3.5.1 Structure and principal component analyses
Genetic structure analyses were done using the whole set of 5,702 SNP with ADMIXTURE, without and with supervision (i.e., using the allopatric samples as ancestry references) (Supplementary Figure S4). Analyses without supervision indicated that the most likely number of ancestral populations (i.e., the K with the lowest cv error) was K=2 (Supplementary Figure S5), but it should be noted that the cv errors for K=2 and K=3 were similar. For K=2, the two genetic clusters corresponded very well to I. graellsii and I. elegans , respectively, and for K=3 a third cluster was found among I. eleganspopulations from the north-west hybrid region. For both K=2 and K=3, many samples with admixed ancestry were present (Supplementary Figure S4).

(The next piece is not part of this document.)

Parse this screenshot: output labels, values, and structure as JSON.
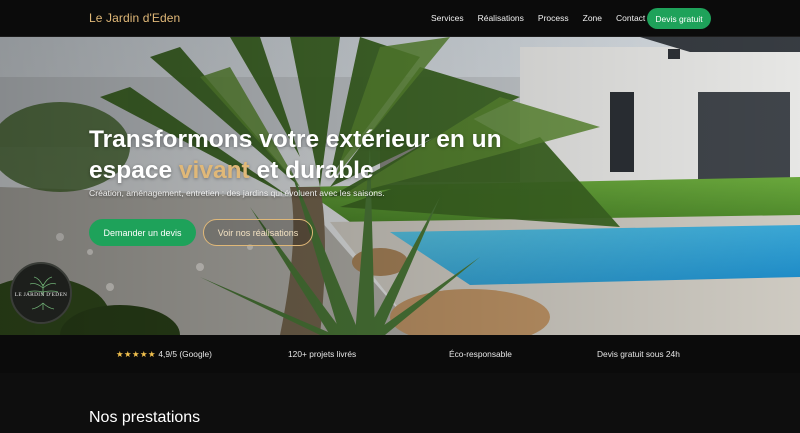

PCA allowed us to cluster I. elegans , I. graellsii and hybrids from allopatry and from the three hybrid regions. The first axis of the PCA explained 39% of the total variation and clearly separatedI. elegans and I. graellsii individuals from allopatric localities, while the second axis explained 2% of the total variation and separated some of the individuals from north-central and north-west hybrid regions (Supplementary Figure S6). Consistent with the ADMIXTURE results, many individuals from the three hybrid regions appeared in the same PCA quadrant as those occupied by the pure species from the allopatric distribution, while hybrids occupied intermediate positions of the first axis.